Да ты еще и воровка! – это я, сволочь, так пошутила. А Маруся – в слезы, и так переволновалась, бедная, что без сил, не сняв сапоги, на диван брякнулась. Это в первый раз в жизни отказало ей чувство юмора.

Ну вот, возвращаюсь к ее приезду. Она – в свою артель, я – на кухню. И вдруг – телефон. Марину. Это Валентин, тот самый последний, «который никогда не звонит». Вот и наступил мой час!

Валентин, здравствуйте, наконец-то! Я о вас слышала. Простите, Валентин, а кто вы по профессии? Психиатр? Как славно. Вы, надеюсь, хорошо относитесь к Марусе? Да нет, ничего не случилось, но с ней что-то не так… Дней десять назад она пришла с работы и стала рассказывать, что была две недели в Пицунде. Да так правдоподобно, что если бы я не жила с ней последние две недели… Это, конечно, не профессионально, но, кажется, она сбрендила. В чем выражается?

Ну она несёт что-то про святой источник, Евтушенко, про бога с дыркой, звезды там и другие красоты. Что я хочу? А позвоните вечером, и если она начнет рассказывать про Пицунду – сделайте вид, что вы ей верите. Главное, не вспугнуть. А как лечить, потом вместе придумаем.

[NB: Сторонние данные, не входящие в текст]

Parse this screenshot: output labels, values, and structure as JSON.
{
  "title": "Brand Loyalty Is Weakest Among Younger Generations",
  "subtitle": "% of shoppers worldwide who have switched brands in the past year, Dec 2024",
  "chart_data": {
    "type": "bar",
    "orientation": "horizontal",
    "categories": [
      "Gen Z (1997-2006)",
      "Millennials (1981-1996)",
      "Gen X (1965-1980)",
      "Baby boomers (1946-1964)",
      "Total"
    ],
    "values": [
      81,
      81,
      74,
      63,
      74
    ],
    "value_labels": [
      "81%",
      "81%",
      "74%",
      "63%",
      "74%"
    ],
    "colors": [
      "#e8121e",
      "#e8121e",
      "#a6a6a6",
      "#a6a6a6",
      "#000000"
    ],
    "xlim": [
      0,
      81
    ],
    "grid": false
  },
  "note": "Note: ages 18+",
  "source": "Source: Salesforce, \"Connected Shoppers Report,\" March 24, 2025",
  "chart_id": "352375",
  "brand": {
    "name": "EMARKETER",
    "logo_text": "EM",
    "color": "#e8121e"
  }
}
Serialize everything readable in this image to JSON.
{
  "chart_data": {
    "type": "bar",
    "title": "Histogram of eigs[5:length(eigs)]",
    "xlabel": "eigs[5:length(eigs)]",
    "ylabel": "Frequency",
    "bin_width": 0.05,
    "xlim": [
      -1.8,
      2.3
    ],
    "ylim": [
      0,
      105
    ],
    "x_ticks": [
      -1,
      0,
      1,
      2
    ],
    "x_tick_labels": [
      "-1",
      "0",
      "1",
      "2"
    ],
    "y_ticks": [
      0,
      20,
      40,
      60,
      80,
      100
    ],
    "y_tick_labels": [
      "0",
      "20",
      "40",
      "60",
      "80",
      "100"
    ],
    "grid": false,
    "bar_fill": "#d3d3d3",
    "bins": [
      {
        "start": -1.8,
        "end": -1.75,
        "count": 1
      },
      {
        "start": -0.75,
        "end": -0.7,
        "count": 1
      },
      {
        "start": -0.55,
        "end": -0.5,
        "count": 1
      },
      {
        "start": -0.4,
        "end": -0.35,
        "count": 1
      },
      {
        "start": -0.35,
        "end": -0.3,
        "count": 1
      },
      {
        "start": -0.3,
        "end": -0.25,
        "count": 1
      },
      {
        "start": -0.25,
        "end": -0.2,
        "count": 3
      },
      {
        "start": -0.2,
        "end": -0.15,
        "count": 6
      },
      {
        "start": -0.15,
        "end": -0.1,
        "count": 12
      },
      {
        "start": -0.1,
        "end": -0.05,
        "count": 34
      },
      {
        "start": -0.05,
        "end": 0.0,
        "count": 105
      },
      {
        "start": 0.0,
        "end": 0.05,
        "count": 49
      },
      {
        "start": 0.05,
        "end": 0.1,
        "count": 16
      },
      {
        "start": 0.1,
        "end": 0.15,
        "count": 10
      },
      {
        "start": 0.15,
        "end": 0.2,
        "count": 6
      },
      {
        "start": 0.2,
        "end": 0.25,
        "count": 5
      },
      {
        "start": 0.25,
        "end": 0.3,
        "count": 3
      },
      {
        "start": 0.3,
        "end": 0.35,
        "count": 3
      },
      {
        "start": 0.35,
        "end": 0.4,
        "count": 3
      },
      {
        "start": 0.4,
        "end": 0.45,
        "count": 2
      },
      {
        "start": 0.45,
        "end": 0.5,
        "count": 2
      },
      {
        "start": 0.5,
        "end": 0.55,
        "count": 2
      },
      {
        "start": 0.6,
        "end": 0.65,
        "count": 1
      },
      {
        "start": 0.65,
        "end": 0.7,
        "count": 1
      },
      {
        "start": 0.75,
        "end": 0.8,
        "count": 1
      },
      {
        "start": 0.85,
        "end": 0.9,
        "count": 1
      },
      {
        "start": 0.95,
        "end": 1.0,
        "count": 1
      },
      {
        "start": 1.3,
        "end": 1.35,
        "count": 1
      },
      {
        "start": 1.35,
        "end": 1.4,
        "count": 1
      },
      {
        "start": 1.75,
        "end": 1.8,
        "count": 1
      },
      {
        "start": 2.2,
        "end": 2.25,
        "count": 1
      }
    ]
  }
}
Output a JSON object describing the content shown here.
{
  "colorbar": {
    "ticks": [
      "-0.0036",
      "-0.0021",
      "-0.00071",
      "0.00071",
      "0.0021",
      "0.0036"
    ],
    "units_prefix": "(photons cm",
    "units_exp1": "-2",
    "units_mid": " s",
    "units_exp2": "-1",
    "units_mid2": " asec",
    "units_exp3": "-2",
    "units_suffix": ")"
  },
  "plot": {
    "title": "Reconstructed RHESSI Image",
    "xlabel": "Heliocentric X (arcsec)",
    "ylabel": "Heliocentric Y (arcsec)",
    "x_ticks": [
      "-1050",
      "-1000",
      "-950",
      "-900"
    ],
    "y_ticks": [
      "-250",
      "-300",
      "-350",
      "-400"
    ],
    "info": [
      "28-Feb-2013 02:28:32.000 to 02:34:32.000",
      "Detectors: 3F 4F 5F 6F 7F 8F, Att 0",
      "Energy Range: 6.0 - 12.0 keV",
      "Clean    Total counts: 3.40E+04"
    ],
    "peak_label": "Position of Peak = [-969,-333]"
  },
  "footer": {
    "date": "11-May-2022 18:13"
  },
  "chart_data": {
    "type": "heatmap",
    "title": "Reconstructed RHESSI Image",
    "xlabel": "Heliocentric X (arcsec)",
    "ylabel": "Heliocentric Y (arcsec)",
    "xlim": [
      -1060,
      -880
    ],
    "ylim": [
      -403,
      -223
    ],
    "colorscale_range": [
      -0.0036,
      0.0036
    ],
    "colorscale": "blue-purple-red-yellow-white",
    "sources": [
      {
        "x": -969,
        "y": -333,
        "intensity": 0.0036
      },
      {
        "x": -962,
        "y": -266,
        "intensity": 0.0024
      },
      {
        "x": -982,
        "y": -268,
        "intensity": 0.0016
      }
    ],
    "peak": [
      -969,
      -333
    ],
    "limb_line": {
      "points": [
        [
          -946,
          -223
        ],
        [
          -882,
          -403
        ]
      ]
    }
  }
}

Вечер. Кухня. Пьем чай, звонок. Валентин! Я так рада, нет, да, ой, столько новостей!.. Я была в Пицунде. Десять дней! И – понеслось: море, куриный бог, Евтушенко, святая вода и т.д.

Я сидела рядом и чувствовала себя то последней дрянью – а вдруг лишила ее последнего шанса на счастье, то – героем: спасла от очередного мерзавца.

Стоит ли говорить, что «мерзавец» больше никогда не звонил.

Через какое-то время Маруся произнесла сакраментальную фразу:
Вот видишь, как все удачно складывается! Вдруг бы позвонил, что бы я с ним делала? И задумчиво прибавила: да и машины у него, небось, нету…
Конечно, я тут же призналась. Маруся хохотала как сумасшедшая, я – вместе с ней. Я была счастлива, что к Марусе вернулось чувство юмора. Но… видимо, не до конца. Потому что я больше никогда не слышала знакомого вопроса: «Почему они никогда не звонят?»

Маруся больше не делится со мной сердечными делами.

А я одна продолжаю думать, а почему же все-таки они не звонят?